As detailed in this case study, a significant level of effort by several research laboratories was necessary to create the resources required to justify whole genome sequencing. With the recent release of the draft genome data, these resources, specifically sequenced genome markers, BAC end sequences, deep sets of EST sequences, ESTs anchored to chromosome 7, and chromosome 7 BAC-by-BAC sequence, are critical in enabling the validation of the shotgun genome assembly and verifying automated gene prediction efforts. The absence of such resources will relegate the data to the status of a best guess and likely vitiate any conclusions drawn from genome synteny comparisons. The large gap between the financial and technological resources to study the model yeasts S. cerevisiae and Schizosaccharomyces pombe versus filamentous fungi that have a direct impact on human health and nutrition, is slowly being filled. The release of the 6X draft genome sequence of M. grisea is a tremendous step forward in filling this gap, however, the real challenge is in deciphering the function of each predicted gene and placing its activities within the context of the biology of the pathogen. We are just starting to meet this challenge through the collaborative project funded by the National Science Foundation to perform a comprehensive functional gene analysis of the rice blast pathogen.

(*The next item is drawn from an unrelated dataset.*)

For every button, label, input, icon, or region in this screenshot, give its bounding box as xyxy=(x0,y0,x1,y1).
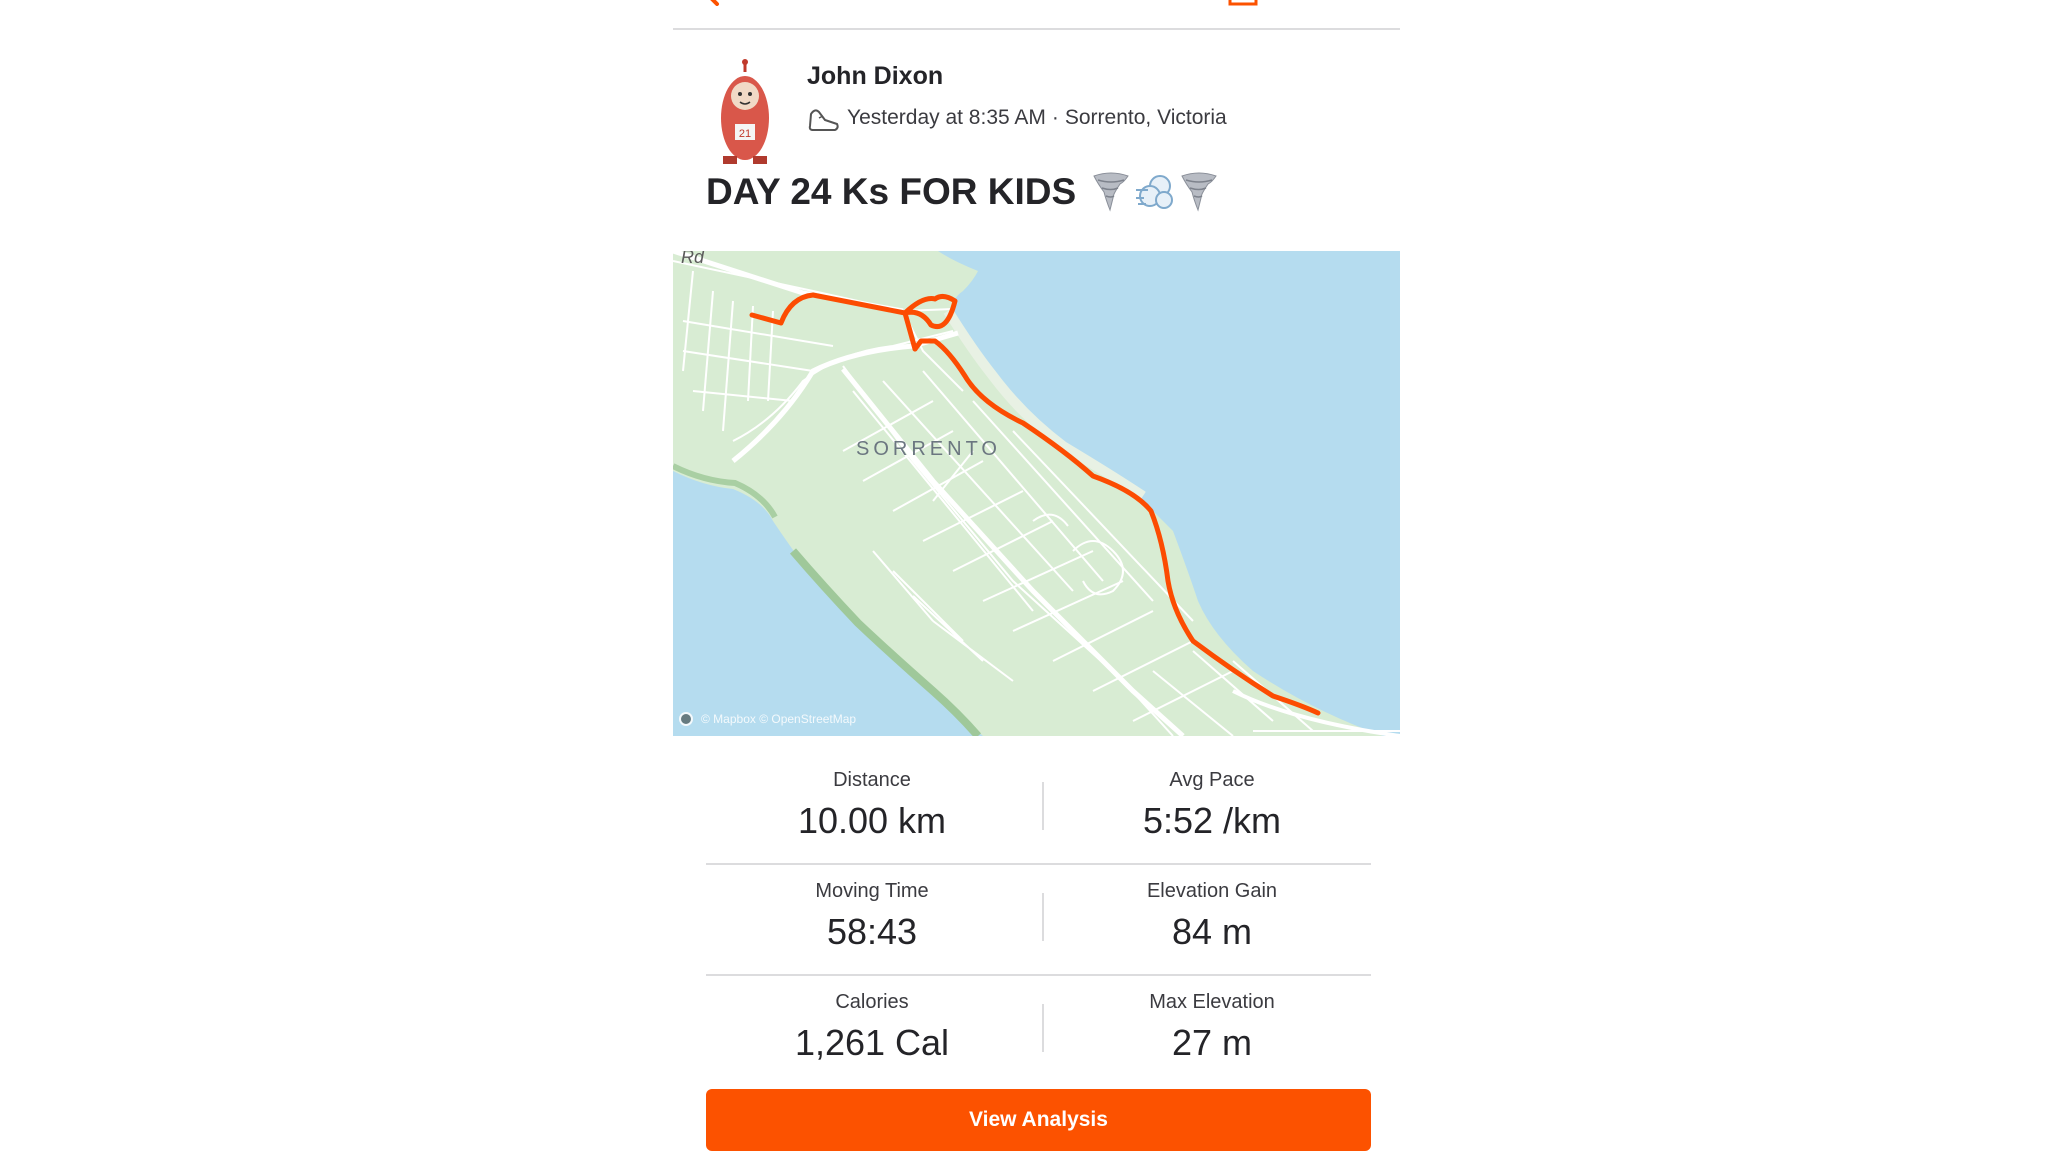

This case study reports on the development of the tools and materials generated for the rice blast pathosystem. These resources have been cultivated over the past decade not to be an end in themselves, but to empower the research community to ask fundamental biological questions concerning fungi, pathogens, and eukaryotic organisms in general. The Fungal Genomics Laboratory is now using these resources to extend the current plane of understanding fungal life. A central question being addressed is how fungal parasitism evolved, and coordinately, since no pathogen can universally infect all plant species, what are the origins of host and tissue specificity? Through using micro and macroevolutionary approaches we plan to examine the evolutionary process (e.g. gene flow, genetic drift, recombination, horizontal gene transfer, gene duplication, and sequence divergence) in detail (McDonald, 1997; McDonald & Linde, 2002). The foundation from which these questions will be answered is the existing and emerging sequence data from whole or partial genomes. However, our ability to use the growing volumes of genome data will be predicated on the emergence of new tools, methodologies, and algorithms that will allow us to integrate diverse structural, functional, and comparative genome data to test for genotype–phenotype associations within a phylogeny as well as across taxonomic groups.
Whole genome analysis is enabling researchers to further understand key determinants involved in pathogenicity. Casual browsing of the predicted open reading frames from the whole genome assembly reveals promising target pathogenicity genes. These include polyketide synthases, transporters, monooxygenases, kinases and phosphatases, cytochrome P450s, and peptide synthases. We are in the process of systematically cataloguing these potential pathogenicity determinants and islands and characterizing their role in infection, reproduction, and invasive plant growth.